第二に、地域主体の創意工夫を活かせる点である。モトツーリズムは地域によって資源特性が異なり、海岸線、山岳道路、里山文化、離島ルートなど多様なモデルがあり得る。交付金を活用すれば、地域が独自のテーマやストーリーをもとに「走る観光圏」を構築できる。
第三に、持続可能な観光制度の確立である。交付金を活かした初期整備(ルート設計、受入体制構築、デジタル化支援など)を行い、その後は民間事業者との連携による自走化を目指す「段階的支援モデル」を組み立てることが可能である。
2.モトツーリズム制度設計の三本柱
地方創生交付金を活用するモトツーリズム政策は、以下の三つの柱で制度設計することが望ましい。
ハード整備:安全・快適な走行環境の構築
道路の路肩拡幅、標識の多言語化、ライダー用休憩施設、駐輪場・給油所・EV充電設備の整備などを行う。これらは観光と交通の両面から地域インフラを強化する投資であり、交付金の対象として明確に位置づけられる。
ソフト整備:受入体制と人材育成
観光協会・DMO・地元企業・ライダー団体が連携した運営協議会を設立し、地域ガイドや安全管理人材を育成する。さらに、観光データプラットフォームを活用して走行データを分析し、観光回遊性を評価する仕組みを導入する。これにより、データに基づく政策形成(EBPM)が可能となる。
デジタル整備:観光DXとの連携
走行ルートのデジタルマップ化、GPSによる混雑回避支援、AIルート提案、電子スタンプラリーなどを開発する。観光庁の「観光DX推進補助金」と連携すれば、モトツーリズムを核とした「移動DX」モデルとして展開できる。
3.実装スキームとガバナンスデザイン
制度設計の要は、自治体・民間・学術機関が連携するガバナンス体制の構築である。
自治体は計画策定と交付金申請を担い、地域全体の方向性を設定する。
民間企業(バイクメーカー、レンタル事業者、宿泊業者等)はサービス提供と投資促進を担う。

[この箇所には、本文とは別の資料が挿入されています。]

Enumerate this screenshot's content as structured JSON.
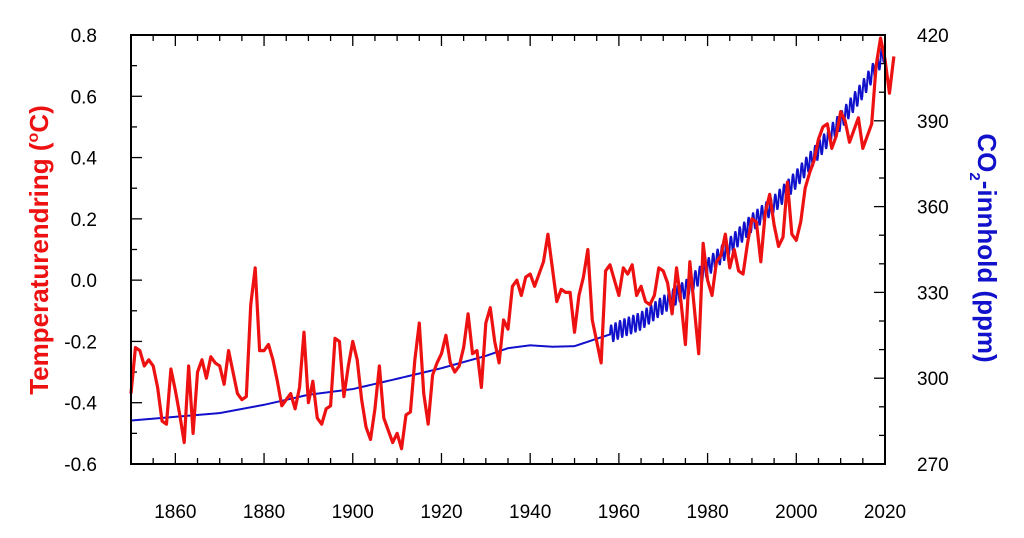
{
  "chart_data": {
    "type": "line",
    "xlim": [
      1850,
      2020
    ],
    "x_ticks": [
      "1860",
      "1880",
      "1900",
      "1920",
      "1940",
      "1960",
      "1980",
      "2000",
      "2020"
    ],
    "y_left": {
      "label": "Temperaturendring (°C)",
      "label_main": "Temperaturendring (",
      "label_unit": "C)",
      "label_degree": "o",
      "color": "#ee1111",
      "lim": [
        -0.6,
        0.8
      ],
      "ticks": [
        "-0.6",
        "-0.4",
        "-0.2",
        "0.0",
        "0.2",
        "0.4",
        "0.6",
        "0.8"
      ]
    },
    "y_right": {
      "label": "CO2-innhold (ppm)",
      "label_main": "CO",
      "label_sub": "2",
      "label_rest": "-innhold (ppm)",
      "color": "#1111cc",
      "lim": [
        270,
        420
      ],
      "ticks": [
        "270",
        "300",
        "330",
        "360",
        "390",
        "420"
      ]
    },
    "series": [
      {
        "axis": "left",
        "color": "#ee1111",
        "x_start": 1850,
        "x_step": 1,
        "values": [
          -0.37,
          -0.22,
          -0.23,
          -0.28,
          -0.26,
          -0.28,
          -0.35,
          -0.46,
          -0.47,
          -0.29,
          -0.36,
          -0.44,
          -0.53,
          -0.28,
          -0.5,
          -0.3,
          -0.26,
          -0.32,
          -0.25,
          -0.27,
          -0.28,
          -0.34,
          -0.23,
          -0.3,
          -0.37,
          -0.39,
          -0.38,
          -0.08,
          0.04,
          -0.23,
          -0.23,
          -0.21,
          -0.26,
          -0.33,
          -0.41,
          -0.39,
          -0.37,
          -0.42,
          -0.35,
          -0.17,
          -0.4,
          -0.33,
          -0.45,
          -0.47,
          -0.42,
          -0.41,
          -0.19,
          -0.2,
          -0.38,
          -0.28,
          -0.2,
          -0.26,
          -0.39,
          -0.48,
          -0.52,
          -0.42,
          -0.28,
          -0.45,
          -0.49,
          -0.53,
          -0.5,
          -0.55,
          -0.44,
          -0.43,
          -0.26,
          -0.14,
          -0.37,
          -0.47,
          -0.31,
          -0.27,
          -0.24,
          -0.18,
          -0.27,
          -0.3,
          -0.28,
          -0.22,
          -0.11,
          -0.24,
          -0.23,
          -0.35,
          -0.14,
          -0.09,
          -0.2,
          -0.27,
          -0.13,
          -0.16,
          -0.02,
          0.0,
          -0.05,
          0.01,
          0.02,
          -0.02,
          0.02,
          0.06,
          0.15,
          0.04,
          -0.07,
          -0.03,
          -0.04,
          -0.04,
          -0.17,
          -0.05,
          0.01,
          0.1,
          -0.13,
          -0.2,
          -0.27,
          0.03,
          0.05,
          0.0,
          -0.05,
          0.04,
          0.02,
          0.05,
          -0.05,
          -0.02,
          -0.07,
          -0.08,
          -0.05,
          0.04,
          0.03,
          -0.01,
          -0.11,
          0.04,
          -0.07,
          -0.21,
          0.06,
          -0.09,
          -0.24,
          0.12,
          0.0,
          -0.05,
          0.06,
          0.08,
          0.15,
          0.04,
          0.1,
          0.03,
          0.02,
          0.12,
          0.2,
          0.19,
          0.06,
          0.22,
          0.28,
          0.18,
          0.11,
          0.14,
          0.32,
          0.15,
          0.13,
          0.19,
          0.3,
          0.35,
          0.39,
          0.46,
          0.5,
          0.51,
          0.43,
          0.47,
          0.55,
          0.52,
          0.45,
          0.49,
          0.53,
          0.43,
          0.47,
          0.51,
          0.7,
          0.79,
          0.72,
          0.61,
          0.73
        ]
      },
      {
        "axis": "right",
        "color": "#1111cc",
        "points": [
          [
            1850,
            285.2
          ],
          [
            1860,
            286.5
          ],
          [
            1870,
            287.8
          ],
          [
            1880,
            290.7
          ],
          [
            1890,
            294.2
          ],
          [
            1900,
            296.2
          ],
          [
            1910,
            299.8
          ],
          [
            1920,
            303.5
          ],
          [
            1930,
            307.8
          ],
          [
            1935,
            310.5
          ],
          [
            1940,
            311.5
          ],
          [
            1945,
            311.0
          ],
          [
            1950,
            311.2
          ],
          [
            1955,
            313.8
          ],
          [
            1958,
            315.3
          ],
          [
            1960,
            316.9
          ],
          [
            1965,
            320.0
          ],
          [
            1970,
            325.7
          ],
          [
            1975,
            331.1
          ],
          [
            1980,
            338.7
          ],
          [
            1985,
            346.1
          ],
          [
            1990,
            354.4
          ],
          [
            1995,
            360.8
          ],
          [
            2000,
            369.6
          ],
          [
            2005,
            379.8
          ],
          [
            2010,
            389.9
          ],
          [
            2015,
            401.0
          ],
          [
            2020,
            414.2
          ]
        ],
        "seasonal_from": 1958,
        "seasonal_amplitude": 3.2
      }
    ]
  }
}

大学・研究機関は効果検証、データ分析、人材育成を通じて政策の持続性を支える。
この三者連携を「モトツーリズム推進協議会」として制度化すれば、単年度事業ではなく中長期的な地域戦略として運営できる。
地方創生交付金を活用したモトツーリズムの制度設計は、観光、交通、地域産業を有機的に結ぶ新しい地方創生モデルである。これまでの「点的観光」から「面的モビリティ観光」へ。走ることを価値化するモトツーリズムは、地域の道路・景観・文化を「再編集」し、地域ブランドの再構築を促す。
地方創生政策の次なるステージは、“走ることによる地域再生”である。モトツーリズムを制度的に位置づけ、全国的なモデルを構築することが、ポスト観光立国時代の鍵となるだろう。